Seine Kindheit war die Hölle. Der Vater Alkoholiker, die Mutter verliess ihre acht Kinder nach dem Mittagessen. «Sie gab meiner Schwester einen Fünfliber in die Hand und sagte, sie gehe in Chur einkaufen. Aber sie kam nie mehr zurück», sagt Autor Philipp Gurt (47). Die Vormundschaftsbehörde, längst aufmerksam geworden auf die Grossfamilie in Maladers GR, die ohne Strom und sanitäre Anlagen lebte und als «verlottert» galt, riss die Geschwister auseinander, platzierte sie in verschiedenen Heimen.
Mit viereinhalb Jahren kam Philipp ins Waisenhaus Chur. «Die Erzieherin, welche die Rolle meiner Ersatzmutter übernahm, kroch schon bald in mein Bett und befriedigte sich sexuell an mir.»
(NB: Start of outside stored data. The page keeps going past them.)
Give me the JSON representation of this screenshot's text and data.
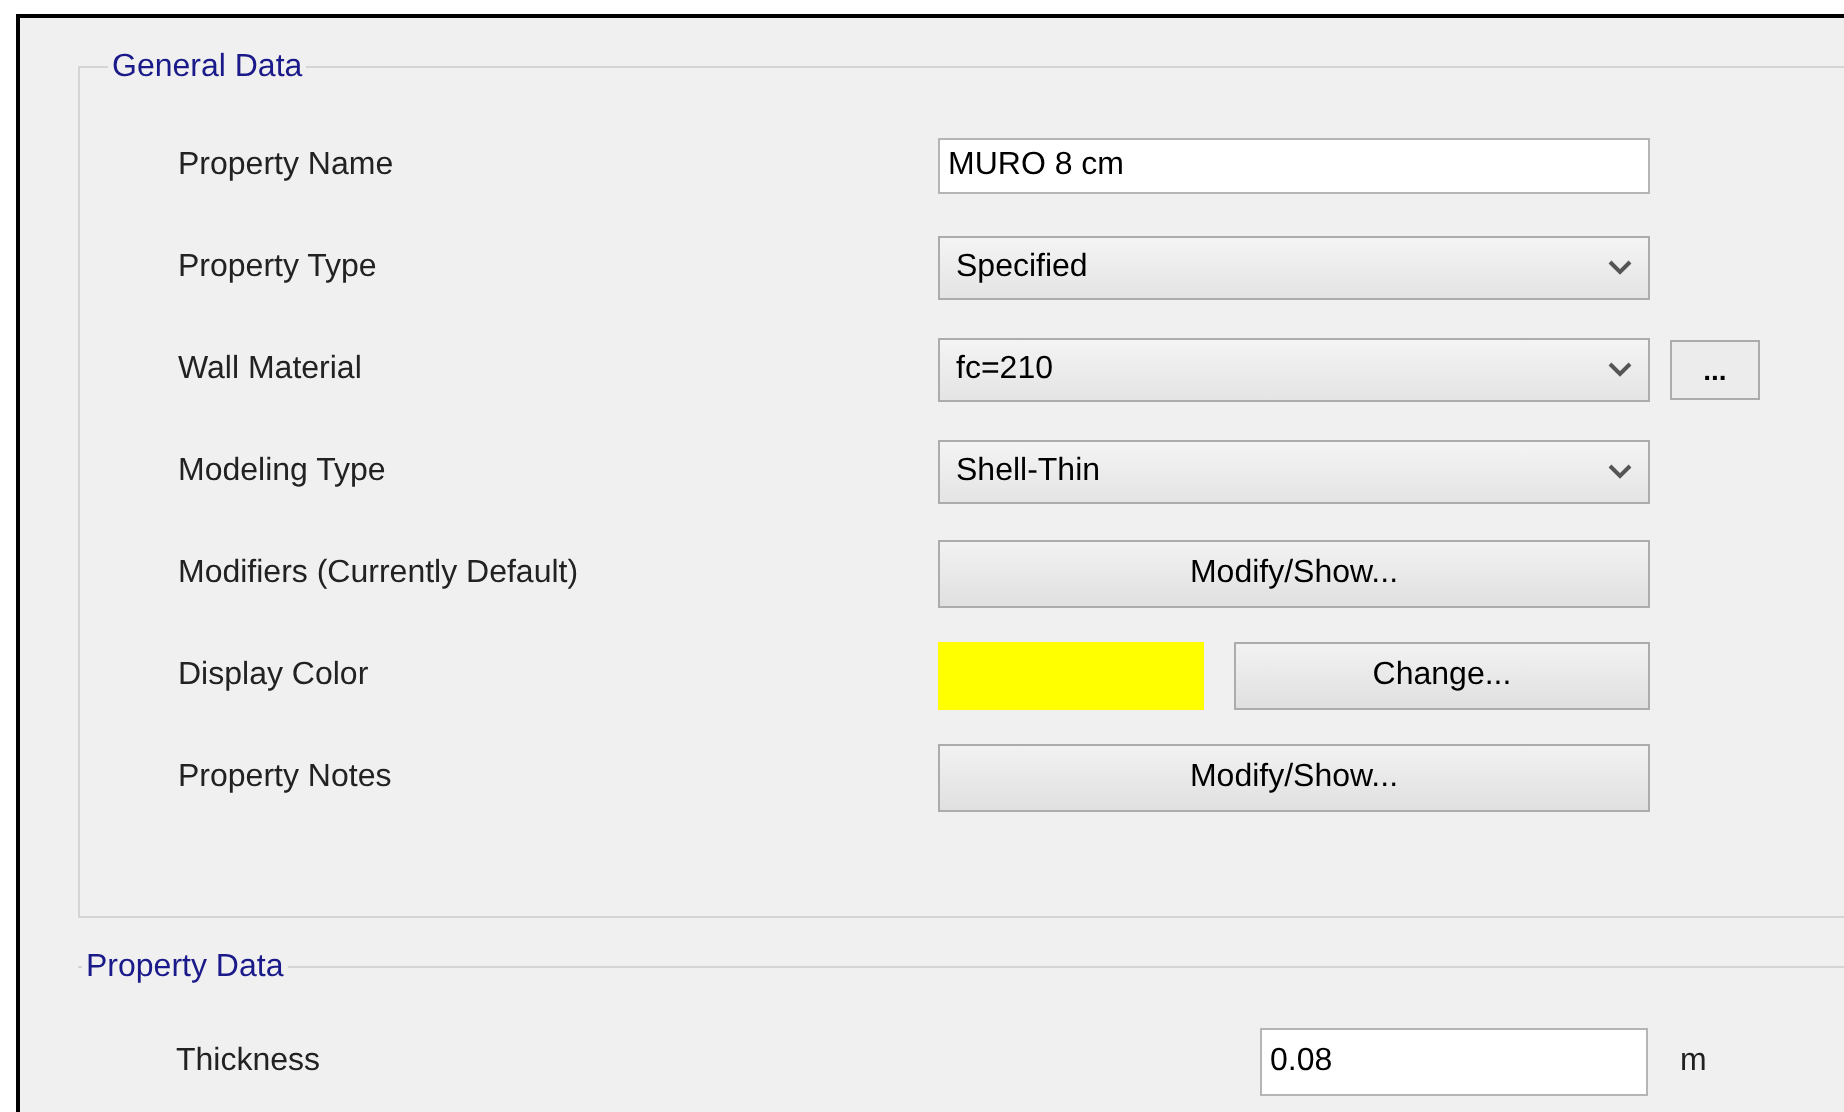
{
  "general_data": {
    "title": "General Data",
    "rows": [
      {
        "label": "Property Name",
        "kind": "text",
        "value": "MURO 8 cm"
      },
      {
        "label": "Property Type",
        "kind": "select",
        "value": "Specified"
      },
      {
        "label": "Wall Material",
        "kind": "select_more",
        "value": "fc=210",
        "more": "..."
      },
      {
        "label": "Modeling Type",
        "kind": "select",
        "value": "Shell-Thin"
      },
      {
        "label": "Modifiers (Currently Default)",
        "kind": "button",
        "value": "Modify/Show..."
      },
      {
        "label": "Display Color",
        "kind": "color",
        "color": "#ffff00",
        "value": "Change..."
      },
      {
        "label": "Property Notes",
        "kind": "button",
        "value": "Modify/Show..."
      }
    ]
  },
  "property_data": {
    "title": "Property Data",
    "rows": [
      {
        "label": "Thickness",
        "value": "0.08",
        "unit": "m"
      }
    ]
  }
}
Der Bub wusste, dass dies nichts Gutes ist, konnte sich aber nicht artikulieren. «Sie hat es immer wieder getan, mich dabei sogar gefilmt.» Der Junge verstummte. «Man dachte sogar, ich sei Autist. Die Übergriffe und Schläge stahlen mir einfach die Worte.»
Philipps Kinder- und Jugendjahre waren eine Odyssee durch elf verschiedene Heime und Institutionen. Die sexuellen Übergriffe von insgesamt drei Erzieherinnen wurden behördlich festgestellt, aber nie angezeigt.
Sie endeten, als er zwölf Jahre alt war. «Bis dahin bestand die Erzieherin darauf, mich intim zu waschen. Ich konnte mich erstmals wehren.» Auch gegen die Schläge und das Einsperren im dunklen Keller, eine Art der Strafe, die sich ebenfalls durch seine Kinderjahre zog.
Schutz und Kraft fand er im Lesen, später im Schreiben. Letzte Woche kam sein achtes Buch auf den Markt, der Kriminalroman «Bündnerfleisch». «SRF Dok» zeichnet nun seinen Leidens- und Lebensweg nach, der Film wird 2016 ausgestrahlt.
Der fünffache Vater kämpft heute gegen Kindsmissbrauch. Das Thema werde immer noch tabuisiert. Erst recht, wenn es um Übergriffe durch Frauen gehe. «Missbrauchte Kinder haben nichts falsch gemacht, dass es so weit gekommen ist. Sie sind nur Opfer.» Philipp Gurt ist ein Mensch mit einer furchtbaren Vergangenheit – der es geschafft hat, trotzdem ein gutes, zufriedenes Leben zu führen.